Luke Peterson grew up with Charolais, but only recently returned to the registered business

Luke Peterson has lived in Mountain Grove, Mo., all his life.

He and his wife, Victoria, own two farms in Texas County. One he uses to run commercial cattle. The other he bought about two years ago. “I bought this farm from Larry Baney. He raised Charolais cows. I bought his farm and cows in one package. I grew up with Charolais cows and kind of got out of it and went to commercial,” Luke said. “He’s put generations of some of the best cows with some of the better bulls of the breed and built them up. I thought it was a good investment.”

Because he grew up raising and showing Charolais, this was a fit. He still has the commercial cattle and the herds are kept separate, but he uses Charolais bulls.

Luke likes the Charolais breed because of their growth pattern.

“They’ll put more pounds on a calf than any other breed and at the end of the day that’s what we sell: pounds. It doesn’t matter if you’re in sheep, hogs or chickens, you’re selling pounds,” he said.

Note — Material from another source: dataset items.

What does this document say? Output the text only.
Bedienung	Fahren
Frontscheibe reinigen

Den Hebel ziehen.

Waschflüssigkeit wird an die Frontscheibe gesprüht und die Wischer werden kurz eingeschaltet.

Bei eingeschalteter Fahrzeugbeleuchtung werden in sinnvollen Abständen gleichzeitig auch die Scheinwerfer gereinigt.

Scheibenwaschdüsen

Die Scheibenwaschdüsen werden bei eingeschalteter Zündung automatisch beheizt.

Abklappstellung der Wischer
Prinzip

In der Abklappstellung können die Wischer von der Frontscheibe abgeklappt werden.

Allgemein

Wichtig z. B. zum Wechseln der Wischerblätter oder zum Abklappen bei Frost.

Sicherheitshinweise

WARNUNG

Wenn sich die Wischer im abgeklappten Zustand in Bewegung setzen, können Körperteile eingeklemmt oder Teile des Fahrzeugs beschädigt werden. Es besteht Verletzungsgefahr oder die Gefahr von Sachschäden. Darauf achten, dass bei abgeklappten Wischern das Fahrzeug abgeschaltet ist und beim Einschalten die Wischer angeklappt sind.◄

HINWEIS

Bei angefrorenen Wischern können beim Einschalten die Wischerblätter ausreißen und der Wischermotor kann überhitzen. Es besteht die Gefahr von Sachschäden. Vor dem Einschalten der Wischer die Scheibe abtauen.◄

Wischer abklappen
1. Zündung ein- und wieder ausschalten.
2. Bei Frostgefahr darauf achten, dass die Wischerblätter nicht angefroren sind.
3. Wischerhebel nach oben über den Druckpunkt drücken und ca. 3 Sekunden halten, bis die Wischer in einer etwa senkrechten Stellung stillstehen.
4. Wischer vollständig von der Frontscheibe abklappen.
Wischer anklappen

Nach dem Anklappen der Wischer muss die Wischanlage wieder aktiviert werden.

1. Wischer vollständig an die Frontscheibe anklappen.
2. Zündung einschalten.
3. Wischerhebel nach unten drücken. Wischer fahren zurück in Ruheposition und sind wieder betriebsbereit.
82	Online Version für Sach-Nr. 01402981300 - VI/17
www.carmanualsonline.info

When looking for a good Charolais cow, Luke explained, “She’s got to be able to milk and raise her own calf. I don’t creep feed these calves. The cow has to be able to do her job and sustain herself and raise a big, healthy calf.”

Luke believes the greatest asset of the breed is growth.

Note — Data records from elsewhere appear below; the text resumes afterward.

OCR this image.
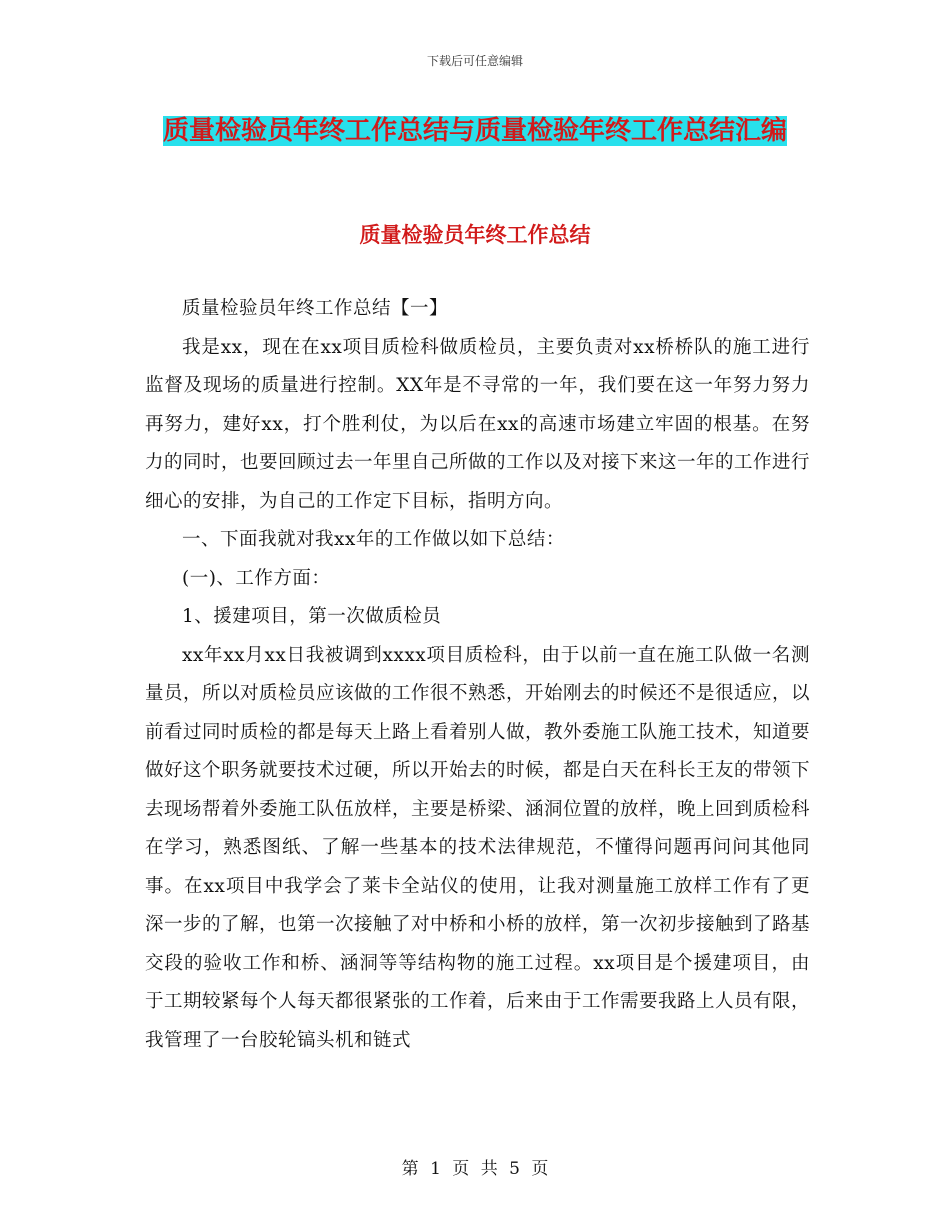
下载后可任意编辑
质量检验员年终工作总结与质量检验年终工作总结汇编
质量检验员年终工作总结

质量检验员年终工作总结【一】

我是xx，现在在xx项目质检科做质检员，主要负责对xx桥桥队的施工进行监督及现场的质量进行控制。XX年是不寻常的一年，我们要在这一年努力努力再努力，建好xx，打个胜利仗，为以后在xx的高速市场建立牢固的根基。在努力的同时，也要回顾过去一年里自己所做的工作以及对接下来这一年的工作进行细心的安排，为自己的工作定下目标，指明方向。

一、下面我就对我xx年的工作做以如下总结：

(一)、工作方面：

1、援建项目，第一次做质检员

xx年xx月xx日我被调到xxxx项目质检科，由于以前一直在施工队做一名测量员，所以对质检员应该做的工作很不熟悉，开始刚去的时候还不是很适应，以前看过同时质检的都是每天上路上看着别人做，教外委施工队施工技术，知道要做好这个职务就要技术过硬，所以开始去的时候，都是白天在科长王友的带领下去现场帮着外委施工队伍放样，主要是桥梁、涵洞位置的放样，晚上回到质检科在学习，熟悉图纸、了解一些基本的技术法律规范，不懂得问题再问问其他同事。在xx项目中我学会了莱卡全站仪的使用，让我对测量施工放样工作有了更深一步的了解，也第一次接触了对中桥和小桥的放样，第一次初步接触到了路基交段的验收工作和桥、涵洞等等结构物的施工过程。xx项目是个援建项目，由于工期较紧每个人每天都很紧张的工作着，后来由于工作需要我路上人员有限，我管理了一台胶轮镐头机和链式

第 1 页 共 5 页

“You cross them on about any breed and the calves weigh about 60 to 70 pounds heavier,” he said. “The Charolais breed itself, as far as using Charolais bulls, has made a big comeback in the last five years or so. That’s just because the feedlot guys like those Charolais-cross calves because they just out-perform.”

Luke sells a lot of Charolais bulls and said people are always asking about their disposition.

“Everybody assumes they’re wild or mean,” Luke explained. “I have three ways of sorting them. First, they have to be good enough to be a bull. Then if he hasn’t got the disposition, he goes to the other pen. Then, if the legs aren’t fundamentally sound, they’re gone. By the time they are a yearling, I will have gone through them three or four times. If something’s not doing like it ought to; if it’s not growing to meet the standards, he gets culled out.”

As far as improvements to his herd, Luke wants to stay up with the higherend bulls.

“Your cows should be able to sustain themselves, if you’re doing a good job of picking through your heifers,” Luke said. “But you’ve always got to keep up with the registered end of things as far as what the new fad is or isn’t. The Charolais has changed quite a bit from when I was younger. They were taller and lankier. They were rough and they’d get big. They went to more of a finesse and shortened them some. Now they’re trying to grow them back up and get them bigger again.

“It’s a catch 22. To be in the ‘show’ world, you have to have some of that finesse. But as far as your commercial world, you just want a big, growth-type animal that’s going to put as many pounds on the ground as it can. We’re kind of in the middle. We’ve got the finesse and some very ‘showy’ cattle, but we also grow a lot of pounds. Our bulls grow out well and they don’t get just huge. I don’t feed them hard.”

He has 190 registered Charolais cows and about 150 commercial cows.

“I run a bunch of yearlings as well,” Luke explained. “I keep bulls on hand at all times, replacement heifers, show prospect heifers or bulls. On the commercial end of the cows, it’s a cow/calf operation except for the yearlings I put together and raise up. I buy cutting bulls and lightweight calves and take them on up to 800 pounds and re-sell them as a pot load.”